"We need jobs and can't wait forever for someone to act," said protester Marcia Hollins. "I've been on St. Croix for over 45 years and I have never seen it this bad. Everything is going higher and higher, and we just have to have some relief, some way to get some jobs back," she said.
The project, now being called Amalago Bay, would border Rainbow Beach on the south and Sunset Beach on the north. A total of 322 rooms are to be part of a main casino-hotel complex. Around that will be three swimming pools.
An 18-hole public golf course is to run eastward up into the forested hills of Estates William and Punch. Two channels from the sea are to be carved inland, creating a lagoon for a 64-slip inland marina. The channels and lagoon would create a small beach island connected to the resort by a bridge coming over the south channel.
A 56-room beach hotel is planned on the artificial island. The developers began the design and permitting process in 2006.
It has been well over a year since the developers submitted their U.S. Army Corps of Engineers permit application materials.
In February, St. Croix civic activist George Flores and a group of pro-development residents calling itself "We the People" held a town meeting and a protest aimed at getting the permit process moving along.
A single National Oceanic and Atmospheric Administration official has been delaying the Williams and Punch development by failing to submit comments for its U.S. Army Corps of Engineers permit for over a year, according to St. Croix resident and William and Punch local partner Chris Elliott.

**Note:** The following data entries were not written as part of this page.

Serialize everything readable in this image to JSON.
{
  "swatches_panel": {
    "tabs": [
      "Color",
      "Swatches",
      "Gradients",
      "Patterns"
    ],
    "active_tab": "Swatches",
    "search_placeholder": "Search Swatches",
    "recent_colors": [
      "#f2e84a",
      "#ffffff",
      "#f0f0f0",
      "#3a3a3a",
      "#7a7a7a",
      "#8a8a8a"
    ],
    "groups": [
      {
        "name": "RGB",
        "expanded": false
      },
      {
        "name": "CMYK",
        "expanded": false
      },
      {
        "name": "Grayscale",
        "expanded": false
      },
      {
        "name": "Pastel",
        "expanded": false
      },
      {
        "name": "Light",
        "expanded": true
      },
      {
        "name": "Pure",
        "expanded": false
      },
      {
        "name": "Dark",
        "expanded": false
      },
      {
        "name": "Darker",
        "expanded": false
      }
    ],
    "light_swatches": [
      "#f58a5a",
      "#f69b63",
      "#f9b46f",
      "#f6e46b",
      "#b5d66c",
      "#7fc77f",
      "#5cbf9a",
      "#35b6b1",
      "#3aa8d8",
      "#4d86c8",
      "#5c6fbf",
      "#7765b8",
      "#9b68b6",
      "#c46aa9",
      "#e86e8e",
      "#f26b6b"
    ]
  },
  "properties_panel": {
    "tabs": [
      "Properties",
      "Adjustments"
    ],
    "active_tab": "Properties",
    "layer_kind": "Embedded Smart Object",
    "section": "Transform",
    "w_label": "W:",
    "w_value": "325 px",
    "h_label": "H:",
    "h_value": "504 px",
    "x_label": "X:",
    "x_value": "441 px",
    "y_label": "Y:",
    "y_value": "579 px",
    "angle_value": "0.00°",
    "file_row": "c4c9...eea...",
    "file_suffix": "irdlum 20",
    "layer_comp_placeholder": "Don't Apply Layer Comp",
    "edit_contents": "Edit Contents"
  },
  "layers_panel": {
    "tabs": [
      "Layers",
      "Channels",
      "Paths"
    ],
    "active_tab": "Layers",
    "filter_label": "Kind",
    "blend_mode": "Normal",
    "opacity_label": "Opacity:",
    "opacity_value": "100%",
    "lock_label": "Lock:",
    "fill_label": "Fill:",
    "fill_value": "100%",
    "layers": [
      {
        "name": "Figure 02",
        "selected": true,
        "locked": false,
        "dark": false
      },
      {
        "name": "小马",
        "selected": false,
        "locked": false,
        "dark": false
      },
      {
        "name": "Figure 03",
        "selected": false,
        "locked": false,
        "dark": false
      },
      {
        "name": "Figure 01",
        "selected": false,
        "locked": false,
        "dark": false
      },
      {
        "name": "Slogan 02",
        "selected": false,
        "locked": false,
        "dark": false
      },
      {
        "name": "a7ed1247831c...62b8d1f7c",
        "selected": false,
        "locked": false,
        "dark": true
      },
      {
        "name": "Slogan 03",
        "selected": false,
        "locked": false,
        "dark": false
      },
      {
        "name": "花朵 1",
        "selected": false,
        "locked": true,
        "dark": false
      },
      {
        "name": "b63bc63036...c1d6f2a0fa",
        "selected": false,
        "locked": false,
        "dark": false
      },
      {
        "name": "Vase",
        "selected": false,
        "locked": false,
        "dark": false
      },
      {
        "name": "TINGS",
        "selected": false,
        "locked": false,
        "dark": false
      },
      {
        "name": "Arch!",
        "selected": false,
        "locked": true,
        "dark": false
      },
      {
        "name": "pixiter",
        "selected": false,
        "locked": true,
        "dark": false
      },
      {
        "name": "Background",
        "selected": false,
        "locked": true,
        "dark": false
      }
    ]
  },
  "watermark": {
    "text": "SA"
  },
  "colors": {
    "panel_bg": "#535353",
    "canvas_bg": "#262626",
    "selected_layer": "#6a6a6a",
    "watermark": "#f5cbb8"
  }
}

Studies and documentation have been filed, objections answered, and the U.S. Army Corps of Engineers is ready to issue permits for the project, Elliott said. As part of that process, the Environmental Protection Agency, NOAA's National Marine Fisheries Service Habitat Conservation Division, and several other agencies are asked to submit comments. The comments can influence the Army Corps of Engineers, but are only suggestive and not binding upon it, according to the developers.
The permit process sets a time-limit for the agencies to submit comments, but one specific official at the National Marine Fisheries Service had refused to officially acknowledge receipt of the request for comments, preventing the deadline clock for comments from starting, developers said.
After the protest in February, Delegate to Congress Donna Christensen met with NOAA and EPA officials and was told the NMFS Habitat Conservation Division would submit its analysis of the proposed development's impacts to essential fish habitat by April 26.
But that deadline came and went.
"They asked for a 30 day extension and got it from the Army Corps of Engineers," Elliott said Tuesday. "They then said they needed more time and said they would have it by Aug. 31. Then that day came and went and they said they had new information on turtle nesting.”
He continued, however, that it was not new information. “We had included it in our biological assessment," he said. "A handful of people in the federal government are impacting us in a very negative way."
Elliott said Flores contacted him about the delays, asking what could be done to push the process along, and he welcomed the help. According to Flores, the protest's timing and location were chosen because the NOAA official in question, who they said was one Lisa-Marie Carruba, was scheduled to be in a meeting in the Almeric Christian building that morning.
"We were there so she could get the message right up front and come out and talk to us to hear our concerns, but she never did," Flores said Tuesday afternoon after the protest.
Called Tuesday afternoon for a response, local NOAA officials said they would have information on NOAA's position regarding the permit on Wednesday.